加藤瑞季(高3・名古屋市守山区) シャープ製の携帯電話を使っていることを伝えると、河内さんと広報の方がそろって「ありがとう」と頭を下げた。取材を進めるうちに、その言葉の意味が分かり、使っている私もうれしくなった。
 
川辺あすみ(高3・同市中川区) 携帯電話の開発について語る河内さんの姿からは、仕事への誇りを感じた。将来就きたい職業の中に製造業はなかったが、人々の生活を豊かにすることに直接働きかけられる仕事は魅力的だと思った。
 
藤原孝紘(高3・三重県名張市) 河内さんの世の中にないものを作るというパイオニア精神に触れ、製造業で働くことの魅力が伝わってきた。
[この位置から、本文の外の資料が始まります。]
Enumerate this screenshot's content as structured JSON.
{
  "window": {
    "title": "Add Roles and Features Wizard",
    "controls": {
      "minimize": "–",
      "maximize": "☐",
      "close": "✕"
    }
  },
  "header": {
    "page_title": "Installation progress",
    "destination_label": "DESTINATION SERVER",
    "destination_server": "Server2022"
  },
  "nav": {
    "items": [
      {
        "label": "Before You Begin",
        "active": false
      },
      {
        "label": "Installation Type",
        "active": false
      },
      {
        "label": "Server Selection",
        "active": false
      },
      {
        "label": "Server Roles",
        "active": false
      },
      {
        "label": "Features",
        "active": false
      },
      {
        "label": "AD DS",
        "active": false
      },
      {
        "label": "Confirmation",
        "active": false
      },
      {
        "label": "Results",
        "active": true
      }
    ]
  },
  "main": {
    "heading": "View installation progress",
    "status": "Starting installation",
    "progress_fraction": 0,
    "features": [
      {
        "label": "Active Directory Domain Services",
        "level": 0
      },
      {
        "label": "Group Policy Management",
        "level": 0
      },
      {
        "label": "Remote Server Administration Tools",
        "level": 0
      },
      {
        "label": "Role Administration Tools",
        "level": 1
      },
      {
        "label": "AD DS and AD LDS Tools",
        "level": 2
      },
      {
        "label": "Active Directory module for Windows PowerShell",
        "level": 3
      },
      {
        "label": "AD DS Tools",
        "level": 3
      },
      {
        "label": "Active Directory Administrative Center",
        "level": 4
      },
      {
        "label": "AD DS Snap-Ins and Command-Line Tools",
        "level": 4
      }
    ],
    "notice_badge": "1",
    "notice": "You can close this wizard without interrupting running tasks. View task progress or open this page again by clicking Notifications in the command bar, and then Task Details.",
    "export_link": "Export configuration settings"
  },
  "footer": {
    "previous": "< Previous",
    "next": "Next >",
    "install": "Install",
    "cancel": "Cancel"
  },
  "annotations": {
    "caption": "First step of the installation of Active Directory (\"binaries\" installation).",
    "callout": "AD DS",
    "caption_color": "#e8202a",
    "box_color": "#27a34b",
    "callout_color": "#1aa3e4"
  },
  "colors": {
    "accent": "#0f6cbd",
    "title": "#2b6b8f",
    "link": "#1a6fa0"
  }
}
僕も何らかの方法で社会に貢献するために奮闘し、心から楽しむことができる仕事がしたい。
 
原田貴啓(高2・愛知県豊川市) 取材で一番驚いたのは、1台を完成させるのに1年もかかるということだ。デザインや機能性など、どのようなものが流行するのかを想像しなければならない。開発には豊かな発想力が必要だと思った。
 
深谷蒼(高2・同県みよし市) 初めて携帯電話を持つ人や2台目以降の人、年代などに合わせてデザインや機能が違うことを知った。使う人のニーズを第一に考えて作るからこそ、携帯電話という商品がこれほど普及しているのだと思った。